If you’re an independent shop, it’s even harder to make an indent on your customer’s subconscious I’ve written before about loyalty by creating an experience in a shop – I use air fresheners, the same shade of pink, and, yes, even myself, to create an atmosphere. When I moved from one shop to another, people knew I’d moved to a different shop. It’s one of the more successful things I do in my shop. I might not have branded carrier bags, but I use pick and mix bag with pink stripes to put jewellery in. It’s my form of cheap recognition – it creates a sense of fun and playfulness, which is my branding.
But you’re INDEPENDENT – So focus on the things which must be different…
1. Don’t undervalue yourself
We’ve touched on this, but it’s vital. If you don’t value what you make, no one else will. Don’t haggle with customers. If they don’t want to pay the given price, you don’t have to sell it. It’s not a car boot sale!
2. Do custom pieces
This is one way we can differ from the high street. You can’t go into Top Shop and ask them to change the skirt they have on the rails so it’s 6 inches longer because you’re tall – but if you make clothes in an independent boutique you can. Personalisation is what makes sites like Not On The High Street the driving online force it is.
3. Be friendly
This is blindingly obvious to me, but within that balancing act you must be polite and friendly, and then give the customer their space. If I’m in a bad mood, I sincerely hope anyone visiting my shop doesn’t know that. I’ll smile, and be nice to them, and be narky with my colleagues.
4. Host VIP events
After hours service is a fantastic way for independents to get ‘one up’ on the high street. It’s very easy for me to stay late to provide good service because I don’t have to ask anyone’s permission. The other week, we kept our shop open after hours because some people were stranded outside. I’m not sure a chain like Starbucks could do that, even if they wanted to.

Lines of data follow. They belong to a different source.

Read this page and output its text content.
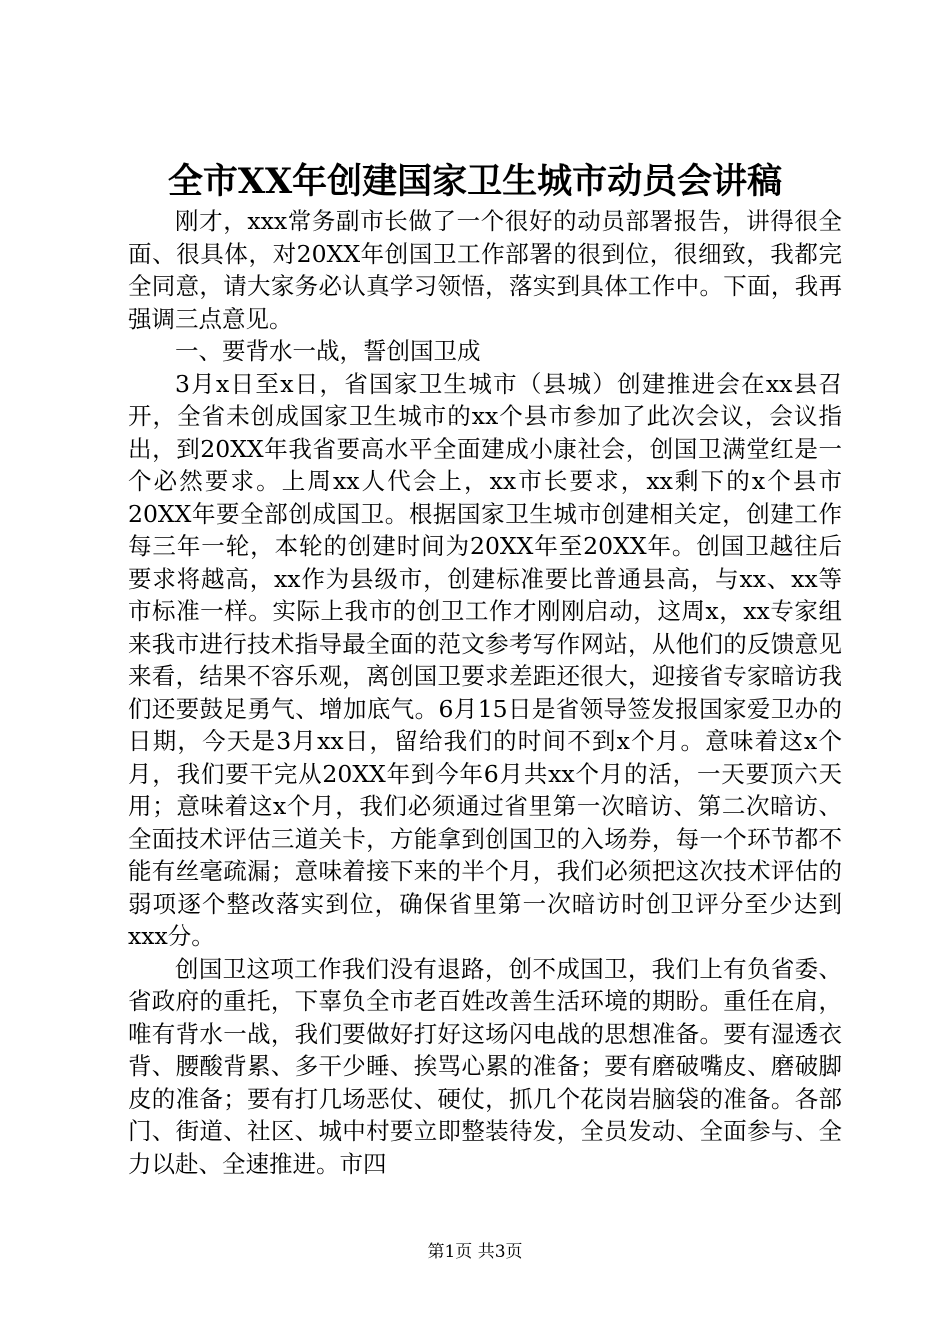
全市XX年创建国家卫生城市动员会讲稿

刚才，xxx常务副市长做了一个很好的动员部署报告，讲得很全面、很具体，对20XX年创国卫工作部署的很到位，很细致，我都完全同意，请大家务必认真学习领悟，落实到具体工作中。下面，我再强调三点意见。

一、要背水一战，誓创国卫成

3月x日至x日，省国家卫生城市（县城）创建推进会在xx县召开，全省未创成国家卫生城市的xx个县市参加了此次会议，会议指出，到20XX年我省要高水平全面建成小康社会，创国卫满堂红是一个必然要求。上周xx人代会上，xx市长要求，xx剩下的x个县市20XX年要全部创成国卫。根据国家卫生城市创建相关定，创建工作每三年一轮，本轮的创建时间为20XX年至20XX年。创国卫越往后要求将越高，xx作为县级市，创建标准要比普通县高，与xx、xx等市标准一样。实际上我市的创卫工作才刚刚启动，这周x，xx专家组来我市进行技术指导最全面的范文参考写作网站，从他们的反馈意见来看，结果不容乐观，离创国卫要求差距还很大，迎接省专家暗访我们还要鼓足勇气、增加底气。6月15日是省领导签发报国家爱卫办的日期，今天是3月xx日，留给我们的时间不到x个月。意味着这x个月，我们要干完从20XX年到今年6月共xx个月的活，一天要顶六天用；意味着这x个月，我们必须通过省里第一次暗访、第二次暗访、全面技术评估三道关卡，方能拿到创国卫的入场券，每一个环节都不能有丝毫疏漏；意味着接下来的半个月，我们必须把这次技术评估的弱项逐个整改落实到位，确保省里第一次暗访时创卫评分至少达到xxx分。

创国卫这项工作我们没有退路，创不成国卫，我们上有负省委、省政府的重托，下辜负全市老百姓改善生活环境的期盼。重任在肩，唯有背水一战，我们要做好打好这场闪电战的思想准备。要有湿透衣背、腰酸背累、多干少睡、挨骂心累的准备；要有磨破嘴皮、磨破脚皮的准备；要有打几场恶仗、硬仗，抓几个花岗岩脑袋的准备。各部门、街道、社区、城中村要立即整装待发，全员发动、全面参与、全力以赴、全速推进。市四

第1页 共3页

5. Explain why the price differs to the high street
If anyone questions exactly why you are more expensive than the high street, tell them! Your fabric might be sourced from overseas, your jewellery might be made out of sterling silver rather than Tibetan. Most importantly they know exactly who has made it – you made it, you can tell them where you got all the pieces and how you did it.
‘It wasn’t made by some unfortunate, over-worked, exploited child in a sweatshop’ – don’t phrase it like this though – it’s terribly preachy, and they might have high street stuff at home. Don’t make them feel guilty for something they’ve previously purchased! That’s not what I mean at all.
Treat your customers the way you would want to be treated!
So, treat your customers how you want to be treated – be polite, but not aggressive, don’t judge them for what they’ve purchased previously. They’re not stupid – but always remember that shoppers, on the whole, are lazy – make it easy for them to know what they’re buying, and why it costs what it does. Most importantly, don’t undervalue yourself – how can you expect anyone to respect handmade items if you don’t respect yourself for making them?